For commercial and retail businesses, nothing is more important than the customer. Embedded finance and banking solutions are there to provide for them and ensure that their experience is quick and easy at every touch point. Today’s consumer expects that their banking details and personal information will be immediately and securely stored by their favourite brands and that they will encounter no friction on their purchasing journey.
BaaS enables non-financial companies to offer personalised debit cards, credit options, insurance and bank accounts from within the bounds of their webpage, ensuring that their customers have instant access to everything they need without passing them off to third-party providers. The value of white-labelled solutions is that they ensure consistent branding throughout the customer journey, as listing overtly third-party products can dilute the overall experience.
Keeping all these services in-house is not only convenient to the end-user – but it also generates valuable Know Your Customer (KYC) data for the host that can be used to further customise CX in the future and add value to individual users.
Keeping up with the crowd
The increased demand for embedded finance is an indication of an ongoing shift in consumer expectations. This is reflected in the actions of decision-makers, as 54% of European Business Leaders surveyed said that they would explore embedded finance in 2022. Today’s customer expects more from their chosen brands, and those brands that are not willing to adapt run the risk of losing their custom.

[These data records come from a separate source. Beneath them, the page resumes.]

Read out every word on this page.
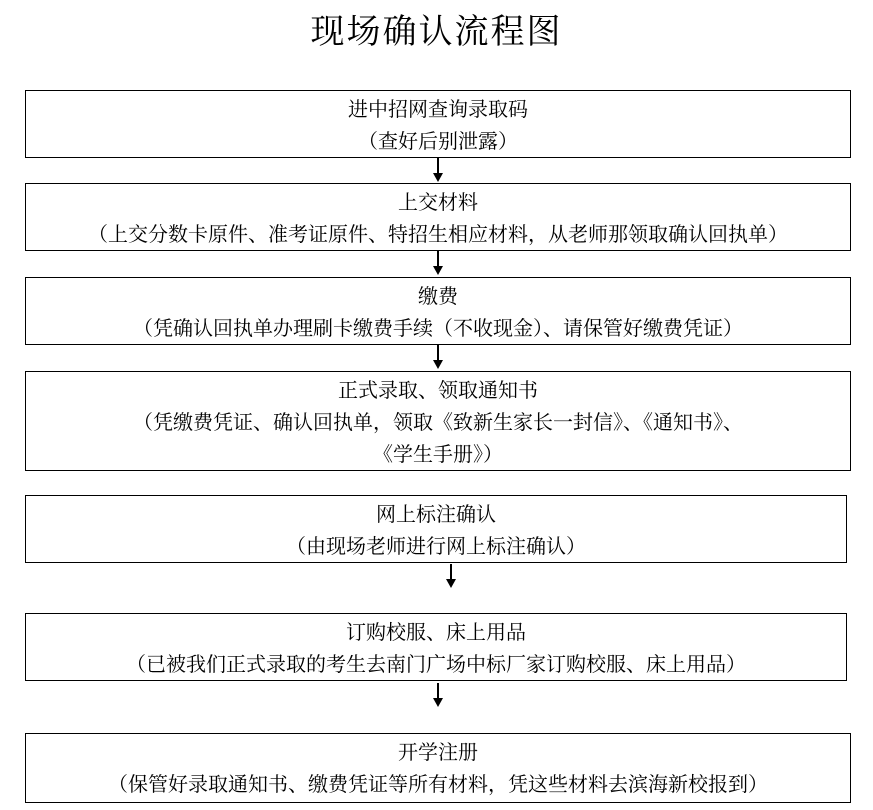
现场确认流程图
进中招网查询录取码
（查好后别泄露）
上交材料
（上交分数卡原件、准考证原件、特招生相应材料，从老师那领取确认回执单）
缴费
（凭确认回执单办理刷卡缴费手续（不收现金）、请保管好缴费凭证）
正式录取、领取通知书
（凭缴费凭证、确认回执单，领取《致新生家长一封信》、《通知书》、
《学生手册》）
网上标注确认
（由现场老师进行网上标注确认）
订购校服、床上用品
（已被我们正式录取的考生去南门广场中标厂家订购校服、床上用品）
开学注册
（保管好录取通知书、缴费凭证等所有材料，凭这些材料去滨海新校报到）
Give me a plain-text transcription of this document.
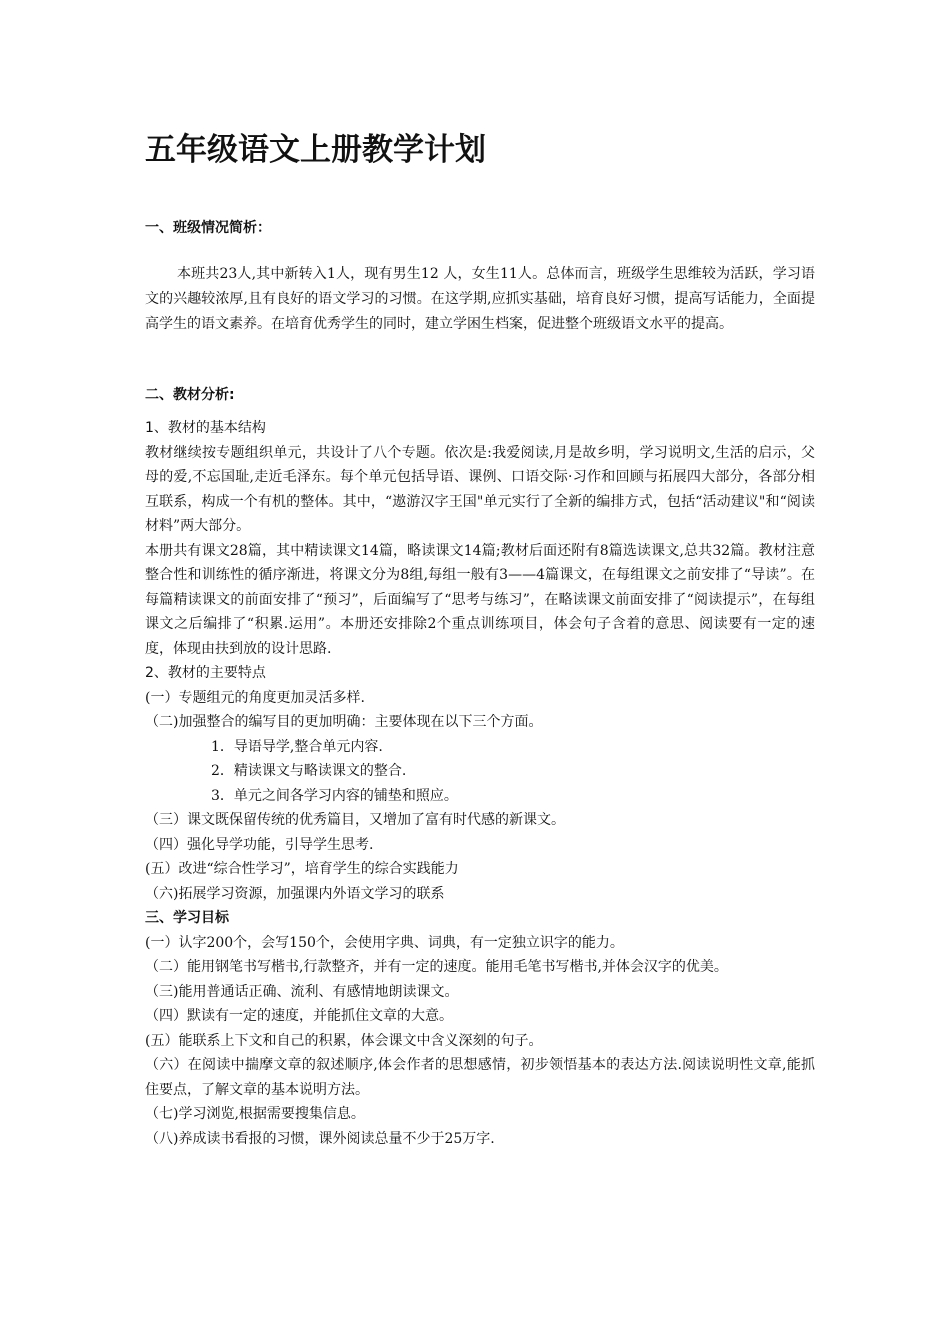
五年级语文上册教学计划
一、班级情况简析：
本班共23人,其中新转入1人，现有男生12 人，女生11人。总体而言，班级学生思维较为活跃，学习语文的兴趣较浓厚,且有良好的语文学习的习惯。在这学期,应抓实基础，培育良好习惯，提高写话能力，全面提高学生的语文素养。在培育优秀学生的同时，建立学困生档案，促进整个班级语文水平的提高。
二、教材分析:
1、教材的基本结构
教材继续按专题组织单元，共设计了八个专题。依次是:我爱阅读,月是故乡明，学习说明文,生活的启示，父母的爱,不忘国耻,走近毛泽东。每个单元包括导语、课例、口语交际·习作和回顾与拓展四大部分，各部分相互联系，构成一个有机的整体。其中，“遨游汉字王国"单元实行了全新的编排方式，包括“活动建议"和“阅读材料”两大部分。
本册共有课文28篇，其中精读课文14篇，略读课文14篇;教材后面还附有8篇选读课文,总共32篇。教材注意整合性和训练性的循序渐进，将课文分为8组,每组一般有3——4篇课文，在每组课文之前安排了“导读”。在每篇精读课文的前面安排了“预习”，后面编写了“思考与练习”，在略读课文前面安排了“阅读提示”，在每组课文之后编排了“积累.运用”。本册还安排除2个重点训练项目，体会句子含着的意思、阅读要有一定的速度，体现由扶到放的设计思路.
2、教材的主要特点
(一）专题组元的角度更加灵活多样.
（二)加强整合的编写目的更加明确：主要体现在以下三个方面。
1．导语导学,整合单元内容.
2．精读课文与略读课文的整合.
3．单元之间各学习内容的铺垫和照应。
（三）课文既保留传统的优秀篇目，又增加了富有时代感的新课文。
（四）强化导学功能，引导学生思考.
(五）改进“综合性学习”，培育学生的综合实践能力
（六)拓展学习资源，加强课内外语文学习的联系
三、学习目标
(一）认字200个，会写150个，会使用字典、词典，有一定独立识字的能力。
（二）能用钢笔书写楷书,行款整齐，并有一定的速度。能用毛笔书写楷书,并体会汉字的优美。
（三)能用普通话正确、流利、有感情地朗读课文。
（四）默读有一定的速度，并能抓住文章的大意。
(五）能联系上下文和自己的积累，体会课文中含义深刻的句子。
（六）在阅读中揣摩文章的叙述顺序,体会作者的思想感情，初步领悟基本的表达方法.阅读说明性文章,能抓住要点，了解文章的基本说明方法。
（七)学习浏览,根据需要搜集信息。
（八)养成读书看报的习惯，课外阅读总量不少于25万字.
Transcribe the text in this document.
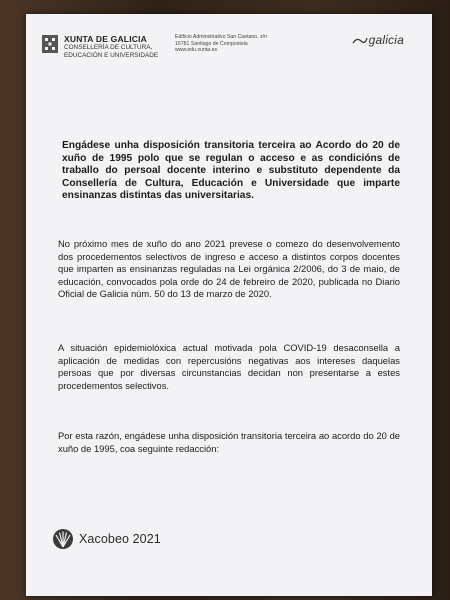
XUNTA DE GALICIA
CONSELLERÍA DE CULTURA,
EDUCACIÓN E UNIVERSIDADE
Edificio Administrativo San Caetano, s/n
15781 Santiago de Compostela
www.edu.xunta.es
galicia
Engádese unha disposición transitoria terceira ao Acordo do 20 de xuño de 1995 polo que se regulan o acceso e as condicións de traballo do persoal docente interino e substituto dependente da Consellería de Cultura, Educación e Universidade que imparte ensinanzas distintas das universitarias.
No próximo mes de xuño do ano 2021 prevese o comezo do desenvolvemento dos procedementos selectivos de ingreso e acceso a distintos corpos docentes que imparten as ensinanzas reguladas na Lei orgánica 2/2006, do 3 de maio, de educación, convocados pola orde do 24 de febreiro de 2020, publicada no Diario Oficial de Galicia núm. 50 do 13 de marzo de 2020.
A situación epidemiolóxica actual motivada pola COVID-19 desaconsella a aplicación de medidas con repercusións negativas aos intereses daquelas persoas que por diversas circunstancias decidan non presentarse a estes procedementos selectivos.
Por esta razón, engádese unha disposición transitoria terceira ao acordo do 20 de xuño de 1995, coa seguinte redacción:
Xacobeo 2021
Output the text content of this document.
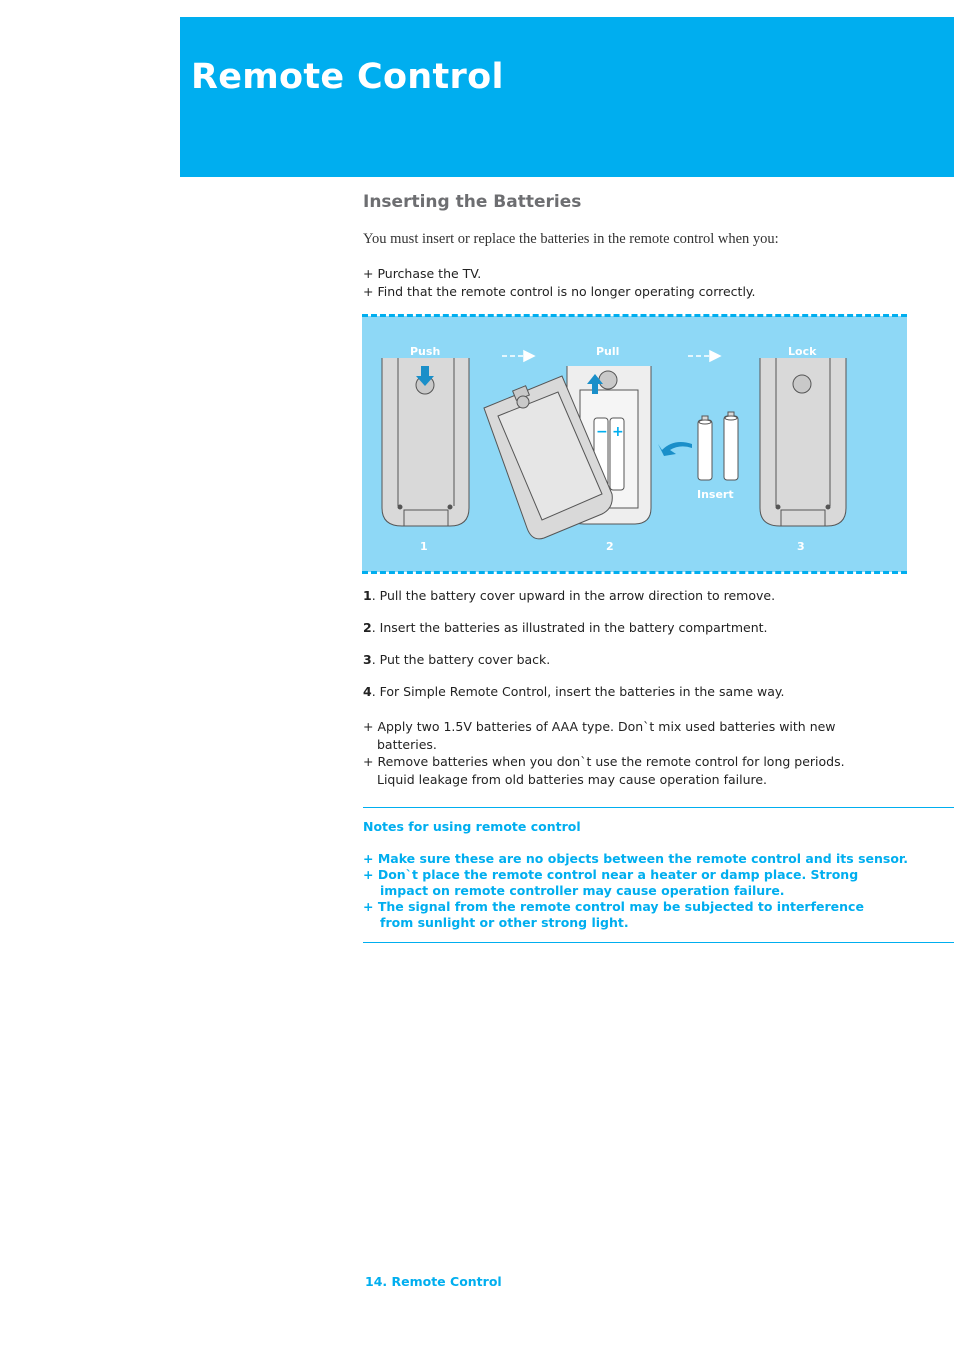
Remote Control
Inserting the Batteries
You must insert or replace the batteries in the remote control when you:
+ Purchase the TV.
+ Find that the remote control is no longer operating correctly.
Push	Pull	Lock
Insert
1	2	3
− +

1. Pull the battery cover upward in the arrow direction to remove.

2. Insert the batteries as illustrated in the battery compartment.

3. Put the battery cover back.

4. For Simple Remote Control, insert the batteries in the same way.

+ Apply two 1.5V batteries of AAA type. Don`t mix used batteries with new
batteries.
+ Remove batteries when you don`t use the remote control for long periods.
Liquid leakage from old batteries may cause operation failure.
Notes for using remote control
+ Make sure these are no objects between the remote control and its sensor.
+ Don`t place the remote control near a heater or damp place. Strong
impact on remote controller may cause operation failure.
+ The signal from the remote control may be subjected to interference
from sunlight or other strong light.
14. Remote Control
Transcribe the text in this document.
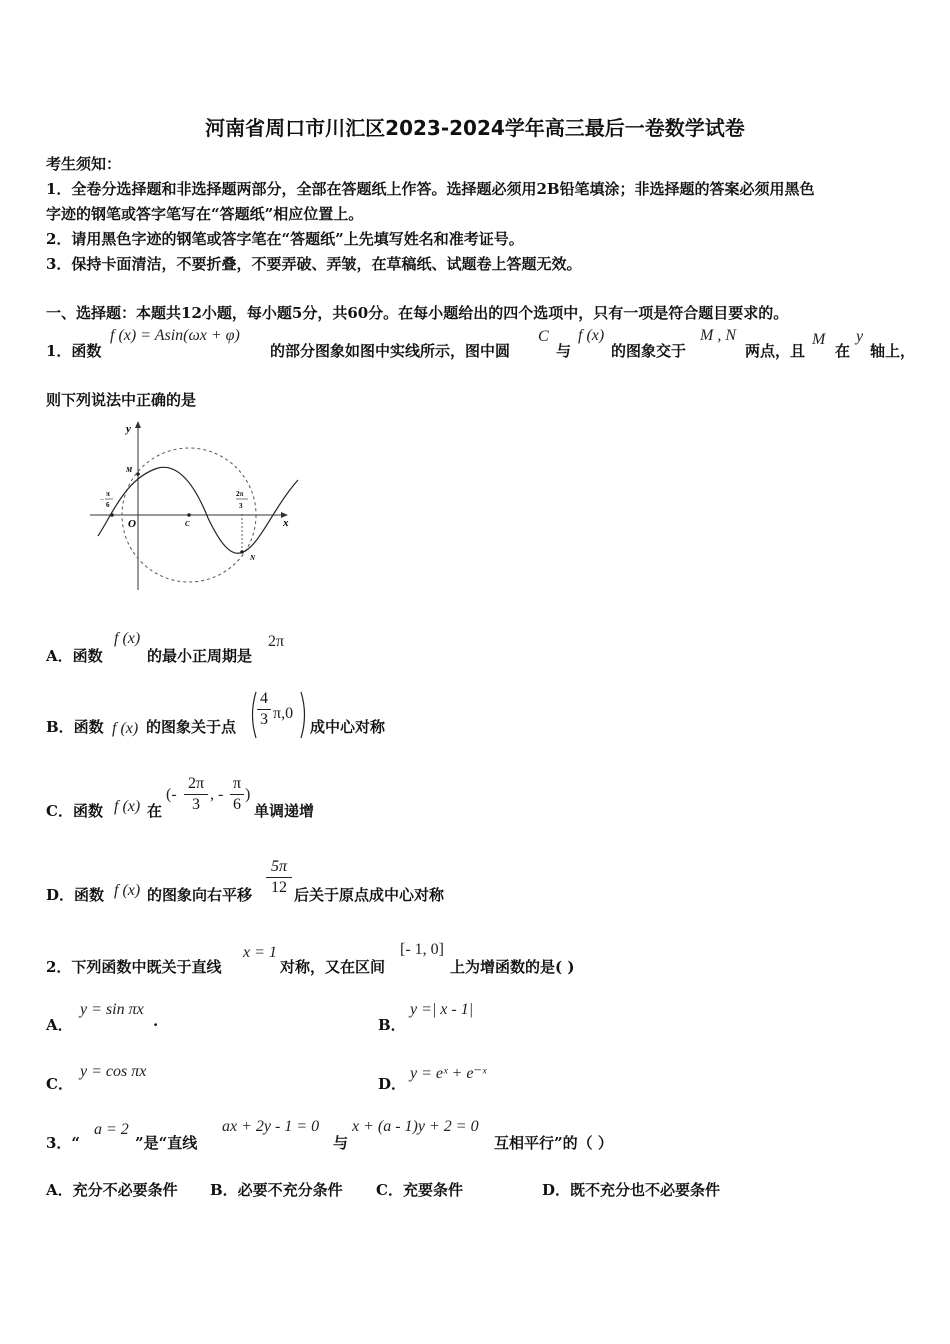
河南省周口市川汇区2023-2024学年高三最后一卷数学试卷
考生须知：
1．全卷分选择题和非选择题两部分，全部在答题纸上作答。选择题必须用2B铅笔填涂；非选择题的答案必须用黑色
字迹的钢笔或答字笔写在“答题纸”相应位置上。
2．请用黑色字迹的钢笔或答字笔在“答题纸”上先填写姓名和准考证号。
3．保持卡面清洁，不要折叠，不要弄破、弄皱，在草稿纸、试题卷上答题无效。
一、选择题：本题共12小题，每小题5分，共60分。在每小题给出的四个选项中，只有一项是符合题目要求的。
1．函数
f (x) = Asin(ωx + φ)
的部分图象如图中实线所示，图中圆
C
与
f (x)
的图象交于
M , N
两点，且
M
在
y
轴上，
则下列说法中正确的是
y
x
O
M
N
C
−
π
6
2π
3
A．函数
f (x)
的最小正周期是
2π
B．函数 f (x) 的图象关于点
4
3 π,0
成中心对称
C．函数 f (x) 在
(-
2π
3
, -
π
6
)
单调递增
D．函数 f (x) 的图象向右平移
5π
12 后关于原点成中心对称
2．下列函数中既关于直线
x = 1
对称，又在区间
[- 1, 0]
上为增函数的是( )
A．
y = sin πx
.	B．
y =| x - 1|
C．
y = cos πx
D．
y = eˣ + e⁻ˣ
3．“
a = 2
”是“直线
ax + 2y - 1 = 0
与
x + (a - 1)y + 2 = 0
互相平行”的（ ）
A．充分不必要条件 B．必要不充分条件 C．充要条件	D．既不充分也不必要条件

Non-financial businesses might view embedded finance as something that does not concern them, but this would be a short-sighted view. While the technology behind BaaS is complicated, having the right BaaS partner makes offering embedded financial solutions simple. Companies don’t need to understand the finer details of how it works – they just need to understand that more and more of their users will come to expect them, and if they value their customers then they should begin preparing for the future.